During the school year when I am teaching my children, I have informed my husband (and anyone else who might be trying to reach me) that the phone goes off during school hours. That way, even if I reach for it, I won’t go through the process of powering it up because I will remember it is school time, not phone time. Since that was so successful, I also will power the phone off when I am visiting with friends or having conversations, so that I won’t be distracted by the phone. Strangely enough, you will find that people will wonder where you are if you turn off your phone for a few hours. It is such a strange time we live in when everyone knows your every move and it’s unusual to be out of touch. But by being “out of touch” on your phone for a while, you can focus on the people you need to be in touch with, both physically and mentally (the little people who are watching you very carefully).

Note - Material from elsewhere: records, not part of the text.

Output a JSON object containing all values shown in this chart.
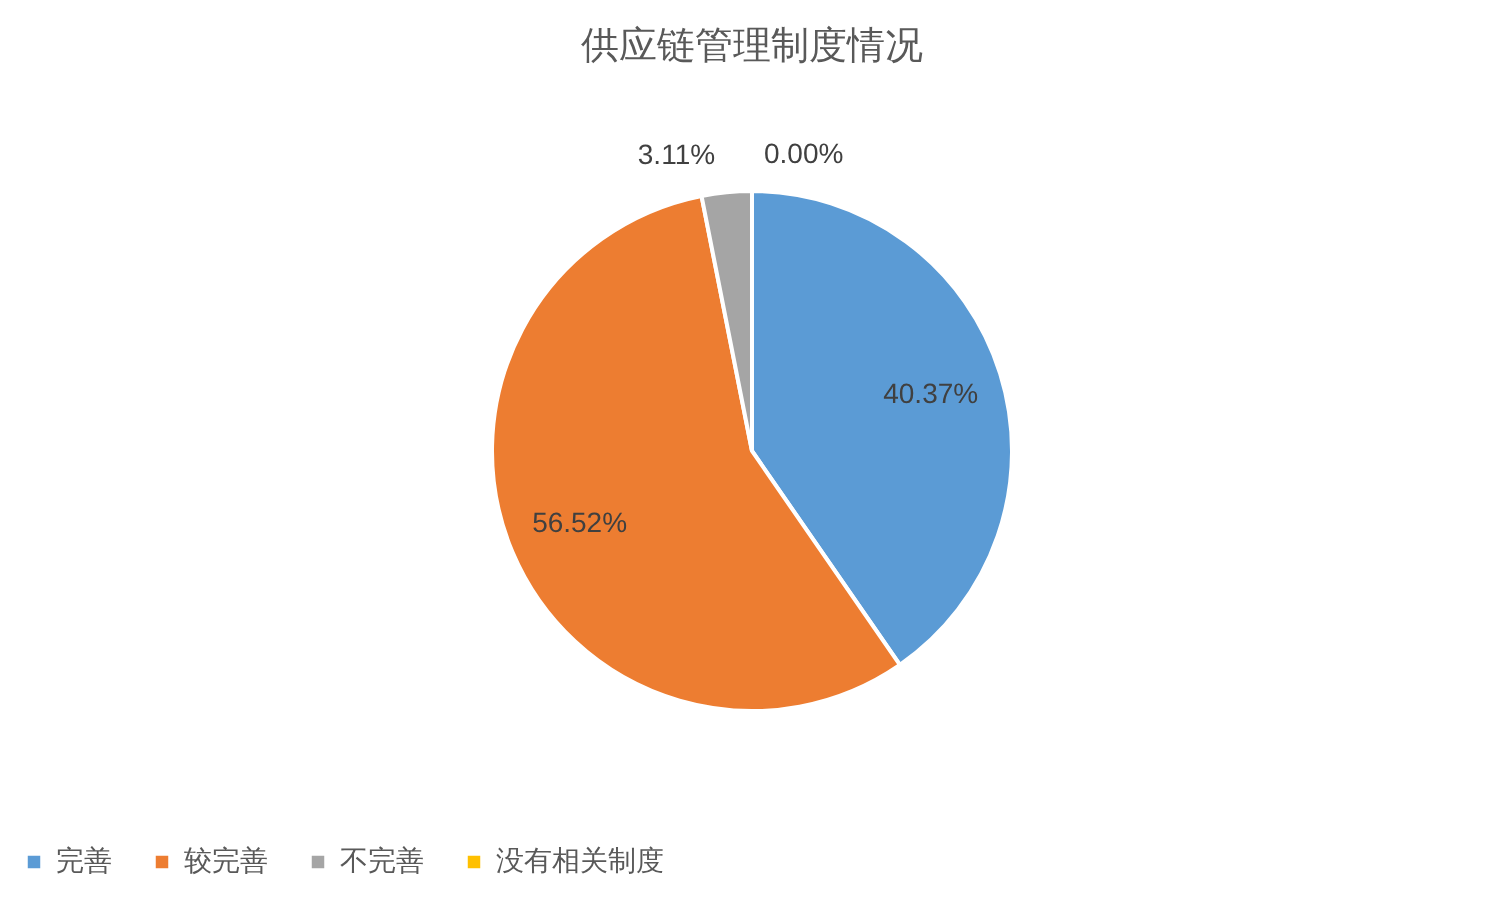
{
  "chart_data": {
    "type": "pie",
    "title": "供应链管理制度情况",
    "categories": [
      "完善",
      "较完善",
      "不完善",
      "没有相关制度"
    ],
    "values": [
      40.37,
      56.52,
      3.11,
      0.0
    ],
    "colors": [
      "#5b9bd5",
      "#ed7d31",
      "#a5a5a5",
      "#ffc000"
    ],
    "value_labels": [
      "40.37%",
      "56.52%",
      "3.11%",
      "0.00%"
    ],
    "legend": "bottom"
  }
}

3. Phones don’t belong on dates.
This one is a difficulty because my husband and I find ourselves saying things like “check on your map” or “google this or that” when we are out together and that’s okay, but again…getting sidetracked is a problem and the next thing you know you’re staring silently at your phone instead of at your spouse. This drives my husband crazy. I would say the power off solution would work, except there’s always the babysitter text which could show up that needs answering. The solution is to put the phone away–out of sight–and check periodically for emergencies from the sitter.

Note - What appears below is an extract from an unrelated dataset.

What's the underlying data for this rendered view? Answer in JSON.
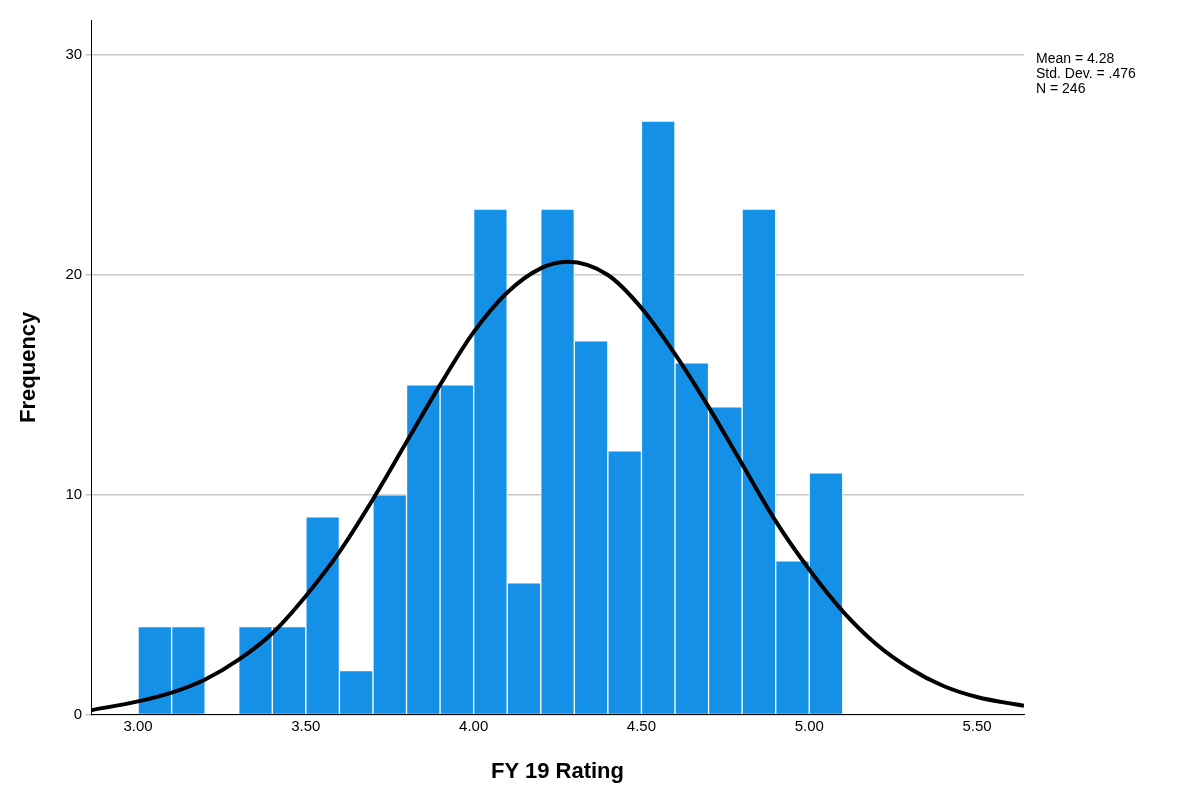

4. No phones in bed–sort of.
I’m still working on this. Studies show that looking at screens before sleep disrupts sleep patterns and causes sleeplessness. But it does seem to be the best place to catch up on whatever you missed during the day. It’s a place where there’s no guilt for browsing, since everyone is asleep and you’re having down time. It’s the 21st century “reading” before bed. I do most of my reading of the news on my phone. The one thing I try to do is take cues from my husband. If he is reading his device, I will read mine. If he puts his down, I do too. No one wants to be kept awake by a blue light in their face.
5. Try leaving it at home.
This one hurts, I know. But a short trip to the grocery store really doesn’t require a phone. A trip to the park doesn’t require a phone. None of us are so important that we must be “in touch” every second of the day. If we are honest, we know we don’t take our phones so people can reach us (because no one answers the phone anymore) but we have them to be our boredom crushers. We want them for waiting in lines, sitting in the park while kids play, or waiting at a doctor’s office. It’s about entertainment, not emergency. Do you really need to be entertained 24/7? We try to teach our kids to entertain themselves– to play with sticks and build forts. But we are not willing to entertain ourselves without our phones…this is not going to work. Next time you go for a walk or to the store, leave the phone. It’s going to feel like a limb is missing, but eventually it will feel more normal and you will notice the sky is brighter and the flowers smell sweeter. There is life out here, be present in it.